# GTO Anti-Theft/Remote start?



## PnYeaTr (Aug 24, 2009)

Im trying to install a new remote starter in my 04a4. Does The gto have a passlock 1 or 2 system? Or any Fuel system/ignition cylinder related security? I'm assuming we dont have the VATS system since theres no pill shaped transistor in our keys. Wiring diagrams of the ignition would be greatly appriciated. thanks!


----------



## Rukee (Feb 8, 2007)

If the system your installing is a "BullyDog" remote starter system I wouldn't even waiste my time putting it in. They are junk and if you do happen to get it working, it won't work for long. There support is also non existant.
I get my remote starter systems from a company in canada and am suprised they don't have anything for the new GTO.


----------



## PnYeaTr (Aug 24, 2009)

Haha thanks for the advice but its to late, it is a bullydog and I just finished putting it in and it works fine. But hopefully it'll last! I got it for free so why not lol.


----------



## Rukee (Feb 8, 2007)

I put one in the wife's car it lasted 2 weeks. GLHF.
The problem with them (or one of the problems) is it has you cut the wires for the ignition and starter and wire in their box between. When the box fails (and it will!!) you now have the ignition and starter wires 'cut' so you can't drive the car.
These new remote starter units I'm installing only tie into the wires, you don't cut anything so if the unit ever fails you can still start and drive the car.


----------



## PnYeaTr (Aug 24, 2009)

Well I guess I'll see what happens! I didn't actually cut any of the wires, I always just cut some of the sleeve away and wrap the attaching wire around it. Oh well, I got it for free so if it ishts the bed I won't really of lost anything. The alarm went off earlier so I have to mess with a couple more wires. What is the newer brand your speaking of that your having good luck with? Maybe I'll give it a try if/when the bullydog fails. Course both of my batteries are dying in my keyless entry keys so thats part of this project as well:/


----------



## Rukee (Feb 8, 2007)

BypassKit.com - Direct source for Bypass Kit and databus interface solutions: No Key Required


Like I said though, they don't offer anything for the new GTOs.


----------



## PnYeaTr (Aug 24, 2009)

Yea that sucks, they look like great systems.

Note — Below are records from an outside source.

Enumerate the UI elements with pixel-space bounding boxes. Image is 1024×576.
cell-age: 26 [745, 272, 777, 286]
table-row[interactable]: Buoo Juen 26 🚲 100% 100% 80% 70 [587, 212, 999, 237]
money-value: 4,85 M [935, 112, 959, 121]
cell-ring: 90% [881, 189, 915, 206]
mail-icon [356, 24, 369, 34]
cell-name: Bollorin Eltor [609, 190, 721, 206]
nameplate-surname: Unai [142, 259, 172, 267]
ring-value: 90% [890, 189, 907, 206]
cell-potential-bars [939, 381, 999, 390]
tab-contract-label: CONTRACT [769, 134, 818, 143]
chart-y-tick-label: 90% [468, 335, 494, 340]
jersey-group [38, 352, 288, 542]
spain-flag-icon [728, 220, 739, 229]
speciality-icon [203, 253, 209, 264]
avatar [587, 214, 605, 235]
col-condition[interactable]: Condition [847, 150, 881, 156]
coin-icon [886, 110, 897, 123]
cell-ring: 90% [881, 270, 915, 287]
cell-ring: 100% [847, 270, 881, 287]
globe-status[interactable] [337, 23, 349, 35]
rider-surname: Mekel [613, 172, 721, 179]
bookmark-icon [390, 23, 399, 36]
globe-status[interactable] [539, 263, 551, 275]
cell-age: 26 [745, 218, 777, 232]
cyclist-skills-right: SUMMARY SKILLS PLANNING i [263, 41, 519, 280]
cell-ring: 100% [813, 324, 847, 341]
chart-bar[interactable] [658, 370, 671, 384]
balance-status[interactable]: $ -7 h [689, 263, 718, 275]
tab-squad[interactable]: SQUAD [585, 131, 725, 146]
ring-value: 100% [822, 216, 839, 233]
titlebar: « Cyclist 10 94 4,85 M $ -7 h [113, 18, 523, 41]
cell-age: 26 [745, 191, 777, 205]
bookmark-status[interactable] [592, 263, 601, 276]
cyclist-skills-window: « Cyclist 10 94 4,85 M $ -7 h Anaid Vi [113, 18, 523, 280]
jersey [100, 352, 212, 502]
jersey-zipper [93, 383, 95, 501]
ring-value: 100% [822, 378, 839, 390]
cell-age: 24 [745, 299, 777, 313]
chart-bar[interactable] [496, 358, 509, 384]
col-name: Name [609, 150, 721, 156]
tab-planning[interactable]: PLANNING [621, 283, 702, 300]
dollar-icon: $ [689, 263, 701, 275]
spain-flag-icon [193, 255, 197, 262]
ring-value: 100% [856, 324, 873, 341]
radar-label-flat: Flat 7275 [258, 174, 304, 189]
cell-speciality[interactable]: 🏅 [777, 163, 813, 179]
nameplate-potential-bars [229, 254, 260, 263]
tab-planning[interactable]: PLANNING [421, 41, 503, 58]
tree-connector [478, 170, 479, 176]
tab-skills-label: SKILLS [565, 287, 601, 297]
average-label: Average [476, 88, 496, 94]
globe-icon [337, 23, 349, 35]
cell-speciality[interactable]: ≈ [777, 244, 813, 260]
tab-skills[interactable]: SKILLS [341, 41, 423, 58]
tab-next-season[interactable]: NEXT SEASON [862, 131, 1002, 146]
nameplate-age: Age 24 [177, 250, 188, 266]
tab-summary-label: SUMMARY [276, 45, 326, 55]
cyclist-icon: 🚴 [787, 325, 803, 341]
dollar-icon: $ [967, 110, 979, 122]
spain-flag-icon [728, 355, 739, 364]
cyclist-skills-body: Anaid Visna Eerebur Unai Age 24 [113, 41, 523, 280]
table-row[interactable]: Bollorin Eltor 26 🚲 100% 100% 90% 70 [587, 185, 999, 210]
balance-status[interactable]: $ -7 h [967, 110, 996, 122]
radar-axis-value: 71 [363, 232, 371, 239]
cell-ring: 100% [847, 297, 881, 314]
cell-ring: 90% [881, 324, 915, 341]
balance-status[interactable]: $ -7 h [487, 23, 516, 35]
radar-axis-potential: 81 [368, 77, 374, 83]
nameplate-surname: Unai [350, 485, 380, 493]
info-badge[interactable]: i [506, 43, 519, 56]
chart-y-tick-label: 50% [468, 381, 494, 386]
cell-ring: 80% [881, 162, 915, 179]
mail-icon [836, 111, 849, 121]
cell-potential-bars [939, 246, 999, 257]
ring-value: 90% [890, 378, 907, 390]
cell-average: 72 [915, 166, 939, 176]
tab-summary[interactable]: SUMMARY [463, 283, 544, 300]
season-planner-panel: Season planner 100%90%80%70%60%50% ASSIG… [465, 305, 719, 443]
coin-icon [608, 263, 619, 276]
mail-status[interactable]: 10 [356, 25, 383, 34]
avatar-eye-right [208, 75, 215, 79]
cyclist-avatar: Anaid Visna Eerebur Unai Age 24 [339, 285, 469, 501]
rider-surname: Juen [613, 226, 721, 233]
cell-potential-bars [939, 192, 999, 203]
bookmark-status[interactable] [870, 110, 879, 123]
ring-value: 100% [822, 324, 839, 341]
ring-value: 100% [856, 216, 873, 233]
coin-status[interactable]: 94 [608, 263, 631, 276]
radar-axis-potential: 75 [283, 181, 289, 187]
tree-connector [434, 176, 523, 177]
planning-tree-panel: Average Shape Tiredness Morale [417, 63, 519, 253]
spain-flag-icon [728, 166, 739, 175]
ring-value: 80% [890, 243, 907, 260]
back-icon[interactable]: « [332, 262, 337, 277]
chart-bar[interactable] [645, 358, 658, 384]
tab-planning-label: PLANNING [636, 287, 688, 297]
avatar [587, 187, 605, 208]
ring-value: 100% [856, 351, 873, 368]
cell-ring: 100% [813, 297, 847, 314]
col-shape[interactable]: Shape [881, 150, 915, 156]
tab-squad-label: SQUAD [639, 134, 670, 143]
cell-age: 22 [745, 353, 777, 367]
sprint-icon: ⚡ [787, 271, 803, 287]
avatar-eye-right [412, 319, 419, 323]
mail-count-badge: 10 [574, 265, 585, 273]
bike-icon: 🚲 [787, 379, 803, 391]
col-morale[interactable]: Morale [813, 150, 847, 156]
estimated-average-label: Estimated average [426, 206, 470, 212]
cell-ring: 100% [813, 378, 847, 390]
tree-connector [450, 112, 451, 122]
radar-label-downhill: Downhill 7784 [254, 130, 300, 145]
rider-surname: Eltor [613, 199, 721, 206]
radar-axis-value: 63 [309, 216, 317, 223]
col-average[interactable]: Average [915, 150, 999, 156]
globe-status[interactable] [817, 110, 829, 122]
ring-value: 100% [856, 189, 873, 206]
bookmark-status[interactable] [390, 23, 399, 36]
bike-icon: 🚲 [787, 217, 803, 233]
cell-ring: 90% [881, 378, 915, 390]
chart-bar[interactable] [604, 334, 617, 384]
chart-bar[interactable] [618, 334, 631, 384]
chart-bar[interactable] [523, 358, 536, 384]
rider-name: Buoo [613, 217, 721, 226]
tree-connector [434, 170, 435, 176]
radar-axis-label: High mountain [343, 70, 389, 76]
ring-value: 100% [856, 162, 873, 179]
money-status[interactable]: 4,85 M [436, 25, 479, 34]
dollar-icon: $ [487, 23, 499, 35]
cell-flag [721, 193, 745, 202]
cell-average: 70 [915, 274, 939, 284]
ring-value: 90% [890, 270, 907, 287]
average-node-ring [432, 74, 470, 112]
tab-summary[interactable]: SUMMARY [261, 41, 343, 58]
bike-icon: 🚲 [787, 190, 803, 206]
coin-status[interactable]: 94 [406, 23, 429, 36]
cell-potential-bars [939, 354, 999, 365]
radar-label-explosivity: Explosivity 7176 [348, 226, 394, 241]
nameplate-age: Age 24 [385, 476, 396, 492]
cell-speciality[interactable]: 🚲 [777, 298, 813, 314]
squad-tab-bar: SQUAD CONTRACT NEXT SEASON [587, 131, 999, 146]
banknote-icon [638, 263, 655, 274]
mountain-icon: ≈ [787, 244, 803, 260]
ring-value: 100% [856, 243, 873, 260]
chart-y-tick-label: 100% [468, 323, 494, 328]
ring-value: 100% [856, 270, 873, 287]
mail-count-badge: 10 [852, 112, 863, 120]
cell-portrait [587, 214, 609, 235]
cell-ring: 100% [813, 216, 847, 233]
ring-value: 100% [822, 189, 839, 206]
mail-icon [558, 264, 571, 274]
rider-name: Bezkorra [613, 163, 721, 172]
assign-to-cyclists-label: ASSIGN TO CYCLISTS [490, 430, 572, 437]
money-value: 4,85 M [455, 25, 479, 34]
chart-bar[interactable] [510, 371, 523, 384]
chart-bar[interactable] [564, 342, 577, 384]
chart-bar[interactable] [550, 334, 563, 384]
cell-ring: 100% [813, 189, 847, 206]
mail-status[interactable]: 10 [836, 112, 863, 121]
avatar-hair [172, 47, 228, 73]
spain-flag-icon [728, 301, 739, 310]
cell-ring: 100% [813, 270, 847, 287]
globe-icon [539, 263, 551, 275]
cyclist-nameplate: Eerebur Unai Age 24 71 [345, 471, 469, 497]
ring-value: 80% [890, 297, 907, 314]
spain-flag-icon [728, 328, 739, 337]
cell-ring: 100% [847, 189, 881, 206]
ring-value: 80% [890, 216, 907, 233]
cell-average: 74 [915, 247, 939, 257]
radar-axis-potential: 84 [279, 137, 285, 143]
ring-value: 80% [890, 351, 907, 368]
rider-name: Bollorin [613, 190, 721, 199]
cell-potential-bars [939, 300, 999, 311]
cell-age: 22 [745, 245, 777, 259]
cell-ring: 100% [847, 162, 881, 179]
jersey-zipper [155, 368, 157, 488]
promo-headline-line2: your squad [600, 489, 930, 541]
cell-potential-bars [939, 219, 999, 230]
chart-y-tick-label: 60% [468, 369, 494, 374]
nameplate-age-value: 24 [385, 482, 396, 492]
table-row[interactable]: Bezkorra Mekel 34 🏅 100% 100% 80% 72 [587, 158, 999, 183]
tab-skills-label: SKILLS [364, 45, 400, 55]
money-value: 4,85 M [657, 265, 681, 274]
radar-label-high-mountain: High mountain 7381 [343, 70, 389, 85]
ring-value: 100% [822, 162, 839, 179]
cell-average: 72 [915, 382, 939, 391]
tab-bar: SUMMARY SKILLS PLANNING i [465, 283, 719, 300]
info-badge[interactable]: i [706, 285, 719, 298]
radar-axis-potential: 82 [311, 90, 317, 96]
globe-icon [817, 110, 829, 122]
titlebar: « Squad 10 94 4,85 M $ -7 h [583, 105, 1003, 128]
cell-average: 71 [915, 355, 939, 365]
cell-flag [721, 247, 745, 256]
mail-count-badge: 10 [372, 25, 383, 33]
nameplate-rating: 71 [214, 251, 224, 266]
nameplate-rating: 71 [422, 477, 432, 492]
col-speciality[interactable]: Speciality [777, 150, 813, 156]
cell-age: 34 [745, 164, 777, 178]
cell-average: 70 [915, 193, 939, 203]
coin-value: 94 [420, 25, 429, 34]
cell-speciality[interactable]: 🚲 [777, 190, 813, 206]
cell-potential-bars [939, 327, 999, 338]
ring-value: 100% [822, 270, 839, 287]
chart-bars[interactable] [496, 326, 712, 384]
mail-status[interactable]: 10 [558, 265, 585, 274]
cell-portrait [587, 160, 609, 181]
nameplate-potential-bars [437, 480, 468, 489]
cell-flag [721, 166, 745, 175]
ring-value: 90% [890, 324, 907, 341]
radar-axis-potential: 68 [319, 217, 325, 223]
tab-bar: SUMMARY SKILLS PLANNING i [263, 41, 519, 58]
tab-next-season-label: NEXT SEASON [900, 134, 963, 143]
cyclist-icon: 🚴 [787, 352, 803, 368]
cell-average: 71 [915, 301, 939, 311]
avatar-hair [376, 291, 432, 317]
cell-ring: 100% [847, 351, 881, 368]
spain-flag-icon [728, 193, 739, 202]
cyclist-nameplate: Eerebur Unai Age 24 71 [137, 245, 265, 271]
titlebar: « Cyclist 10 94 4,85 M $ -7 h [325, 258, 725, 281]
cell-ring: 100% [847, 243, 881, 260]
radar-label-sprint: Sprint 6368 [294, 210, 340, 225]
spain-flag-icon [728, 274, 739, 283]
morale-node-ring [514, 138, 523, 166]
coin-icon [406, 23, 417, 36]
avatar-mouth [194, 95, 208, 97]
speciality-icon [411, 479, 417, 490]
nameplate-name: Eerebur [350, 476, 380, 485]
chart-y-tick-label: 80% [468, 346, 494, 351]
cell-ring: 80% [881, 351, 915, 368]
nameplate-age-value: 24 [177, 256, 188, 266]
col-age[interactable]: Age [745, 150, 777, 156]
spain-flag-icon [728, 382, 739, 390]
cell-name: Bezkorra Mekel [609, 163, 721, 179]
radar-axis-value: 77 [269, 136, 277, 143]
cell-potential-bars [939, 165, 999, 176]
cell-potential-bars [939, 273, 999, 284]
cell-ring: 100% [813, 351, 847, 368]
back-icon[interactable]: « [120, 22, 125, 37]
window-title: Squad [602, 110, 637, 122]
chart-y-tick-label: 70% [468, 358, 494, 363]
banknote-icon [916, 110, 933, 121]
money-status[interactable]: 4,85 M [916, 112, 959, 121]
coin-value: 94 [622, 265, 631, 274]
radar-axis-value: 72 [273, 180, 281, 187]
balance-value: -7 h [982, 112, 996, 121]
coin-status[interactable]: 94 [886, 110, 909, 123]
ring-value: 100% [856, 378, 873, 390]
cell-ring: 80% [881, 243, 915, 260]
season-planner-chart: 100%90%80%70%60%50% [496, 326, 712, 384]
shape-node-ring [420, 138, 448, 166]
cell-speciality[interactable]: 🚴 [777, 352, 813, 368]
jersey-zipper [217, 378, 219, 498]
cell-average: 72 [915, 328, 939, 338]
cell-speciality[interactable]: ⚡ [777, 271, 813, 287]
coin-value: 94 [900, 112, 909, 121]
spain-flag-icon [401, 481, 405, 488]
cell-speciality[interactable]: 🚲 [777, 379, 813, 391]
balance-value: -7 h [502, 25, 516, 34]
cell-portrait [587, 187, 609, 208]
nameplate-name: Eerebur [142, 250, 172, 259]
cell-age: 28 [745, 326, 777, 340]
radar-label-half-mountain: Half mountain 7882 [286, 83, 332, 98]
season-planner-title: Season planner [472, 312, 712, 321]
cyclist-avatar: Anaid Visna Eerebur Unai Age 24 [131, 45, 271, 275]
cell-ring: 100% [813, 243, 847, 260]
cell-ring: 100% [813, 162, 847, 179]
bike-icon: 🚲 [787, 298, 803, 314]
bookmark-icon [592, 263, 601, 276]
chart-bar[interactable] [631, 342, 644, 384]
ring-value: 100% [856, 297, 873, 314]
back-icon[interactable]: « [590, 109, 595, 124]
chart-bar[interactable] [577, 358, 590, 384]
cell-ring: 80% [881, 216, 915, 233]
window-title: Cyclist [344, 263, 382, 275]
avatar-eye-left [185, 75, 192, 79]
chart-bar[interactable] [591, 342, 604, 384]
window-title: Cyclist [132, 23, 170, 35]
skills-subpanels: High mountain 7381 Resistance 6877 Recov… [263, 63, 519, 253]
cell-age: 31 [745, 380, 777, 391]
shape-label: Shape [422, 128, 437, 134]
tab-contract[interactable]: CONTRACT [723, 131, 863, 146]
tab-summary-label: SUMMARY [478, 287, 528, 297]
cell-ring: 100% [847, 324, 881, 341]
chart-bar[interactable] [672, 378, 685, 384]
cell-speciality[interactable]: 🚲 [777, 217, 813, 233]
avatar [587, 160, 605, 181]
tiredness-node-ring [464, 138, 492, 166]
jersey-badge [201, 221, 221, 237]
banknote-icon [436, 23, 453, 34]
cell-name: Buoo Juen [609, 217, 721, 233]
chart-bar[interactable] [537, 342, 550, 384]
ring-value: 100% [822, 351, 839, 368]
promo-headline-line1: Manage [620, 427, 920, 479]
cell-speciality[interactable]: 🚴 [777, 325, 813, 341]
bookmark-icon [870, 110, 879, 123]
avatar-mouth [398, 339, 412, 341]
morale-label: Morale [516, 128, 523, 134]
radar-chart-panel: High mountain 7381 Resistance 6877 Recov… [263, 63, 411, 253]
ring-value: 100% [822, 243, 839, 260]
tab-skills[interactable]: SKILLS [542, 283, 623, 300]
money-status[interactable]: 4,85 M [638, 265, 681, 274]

You wouldnt happen to know how the stupid bulldogs work with the newer gto's security system would you? Right now i have it wired up so the only way the remote start will work is if i use my factory key to unlock/disarm the car first. I was just messin with it and now i can press the remote start key and it unlocks my doors and will start the car, but the alarm goes off. Do you have any wiring diagrams that'd be useful?


----------



## Rukee (Feb 8, 2007)

the bypasskit.com units use an immobilizer module along with the remote start unit to bypass the car's security system. When you install them you use a car key to 'program' the immobilizer to remember what the key's electrical code is and then reproduces that signal to the computer when the remote starter unit is used. I would imagine you need something of the same unit to make the bullydog system work.
Go to that link, go to products at the top, click GM Interface Kits, you can see the different GM immobilizers.


----------